In February 1989, he was charged with bringing the game into disrepute, fined £5,000 and banned from the touchline of all Football League grounds for the rest of the season after lashing out at pitch invaders after a League Cup quarter–final tie.

He later apologised to the fans concerned and told them to kiss him by way of apology.

Slightly bashful in the presence of the great man and the bizarre request, they complied.

As players came and went, Clough misfired on the transfer market – he once admitted that his signing of the striker Justin Fashanu was his biggest–ever mistake – and his successful partnership with Taylor dissolved.

The two men fell out after Taylor retired but then took on a coaching job at their old club, Derby, and signed Forest's star man from under Clough's nose.

What Clough viewed as Taylor's treachery caused a rift that remained unresolved even at the time of the assistant's death in 1990.

Forest were bottom of the league when Clough celebrated his 18th anniversary at the club in January 1993.

The club finished bottom that year and on May 1 1993, a tearful Clough stepped down as manager and stepped out of football, preferring instead a quiet life following his son Nigel's progress as a coach with non–league Burton Albion.

In later years, Clough's increasingly haggard appearance, ruddy cheeks and sometimes slurred speech led to speculation about his health.

In 2002, he revealed what had long been suspected: that heavy drinking was taking its toll.

In his autobiography, Cloughie – Walking On Water, he admitted: "I dropped my biggest clanger by getting into drink.

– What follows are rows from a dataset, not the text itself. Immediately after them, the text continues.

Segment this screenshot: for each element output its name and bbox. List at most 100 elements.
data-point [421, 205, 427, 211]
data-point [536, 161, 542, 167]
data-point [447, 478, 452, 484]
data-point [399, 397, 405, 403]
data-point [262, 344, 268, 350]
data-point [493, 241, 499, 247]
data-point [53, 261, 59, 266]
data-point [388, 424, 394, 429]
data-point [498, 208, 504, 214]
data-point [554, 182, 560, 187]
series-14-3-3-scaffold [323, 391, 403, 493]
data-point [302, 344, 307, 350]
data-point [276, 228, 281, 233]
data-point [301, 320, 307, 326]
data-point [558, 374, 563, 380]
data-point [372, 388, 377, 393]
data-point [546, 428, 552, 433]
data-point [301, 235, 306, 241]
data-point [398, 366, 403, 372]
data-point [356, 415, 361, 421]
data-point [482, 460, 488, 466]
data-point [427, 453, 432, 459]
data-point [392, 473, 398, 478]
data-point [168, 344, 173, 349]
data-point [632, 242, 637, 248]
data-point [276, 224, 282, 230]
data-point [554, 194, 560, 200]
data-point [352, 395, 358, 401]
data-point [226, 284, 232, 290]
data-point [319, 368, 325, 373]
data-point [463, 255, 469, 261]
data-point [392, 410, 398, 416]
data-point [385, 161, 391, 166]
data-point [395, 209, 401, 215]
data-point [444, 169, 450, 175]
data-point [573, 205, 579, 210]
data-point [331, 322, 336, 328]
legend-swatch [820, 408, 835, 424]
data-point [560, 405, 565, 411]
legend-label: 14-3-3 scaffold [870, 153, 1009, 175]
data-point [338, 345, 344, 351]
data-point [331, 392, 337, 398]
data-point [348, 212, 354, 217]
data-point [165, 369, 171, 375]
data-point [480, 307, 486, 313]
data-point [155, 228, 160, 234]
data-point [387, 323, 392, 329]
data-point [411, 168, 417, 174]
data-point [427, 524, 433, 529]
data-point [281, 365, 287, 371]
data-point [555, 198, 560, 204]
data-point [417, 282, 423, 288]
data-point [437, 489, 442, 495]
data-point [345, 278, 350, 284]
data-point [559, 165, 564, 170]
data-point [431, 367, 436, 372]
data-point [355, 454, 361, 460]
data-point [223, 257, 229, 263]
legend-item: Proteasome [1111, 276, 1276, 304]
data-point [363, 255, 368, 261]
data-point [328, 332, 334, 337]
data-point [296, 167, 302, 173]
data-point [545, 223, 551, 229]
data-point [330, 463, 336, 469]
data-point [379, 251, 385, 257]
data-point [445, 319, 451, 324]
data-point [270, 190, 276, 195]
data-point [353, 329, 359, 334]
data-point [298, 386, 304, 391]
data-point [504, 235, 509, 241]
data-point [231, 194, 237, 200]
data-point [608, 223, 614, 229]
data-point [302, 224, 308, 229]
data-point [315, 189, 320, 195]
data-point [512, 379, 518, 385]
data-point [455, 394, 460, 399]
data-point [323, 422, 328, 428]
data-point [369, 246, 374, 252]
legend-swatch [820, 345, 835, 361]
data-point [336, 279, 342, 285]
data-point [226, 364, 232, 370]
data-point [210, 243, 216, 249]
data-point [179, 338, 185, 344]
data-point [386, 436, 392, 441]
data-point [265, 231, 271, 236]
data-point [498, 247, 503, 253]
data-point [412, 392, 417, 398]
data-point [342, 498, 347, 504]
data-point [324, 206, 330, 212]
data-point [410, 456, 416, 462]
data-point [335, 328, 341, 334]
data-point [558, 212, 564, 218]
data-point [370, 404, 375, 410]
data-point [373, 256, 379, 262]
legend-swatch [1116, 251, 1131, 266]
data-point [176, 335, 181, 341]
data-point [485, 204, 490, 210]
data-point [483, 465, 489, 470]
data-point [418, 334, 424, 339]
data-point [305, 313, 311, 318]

On reflection, I'm sure the drink clouded my judgment during that final, fateful season in management when I took Nottingham Forest down."

The book told how he sought help after his grandson, Stephen, pleaded with him: "You're not having a drink, grandad, are you?"

Clough commented: "I was spending time drinking when I should have been doing other things. It was bound to take over. If you do something to excess, something has to suffer somewhere.

"Drink became more important to me than the anguish I was creating for those I loved most."

He eventually had a liver transplant in January 2003 after doctors told him that alcohol had caused so much damage, he had only two months to live.

Clough once said he wanted "no epitaphs of profound history and all that type of thing" when he died but instead to be known as someone who "contributed".

"I would hope they would say that, and I would hope somebody liked me," he added.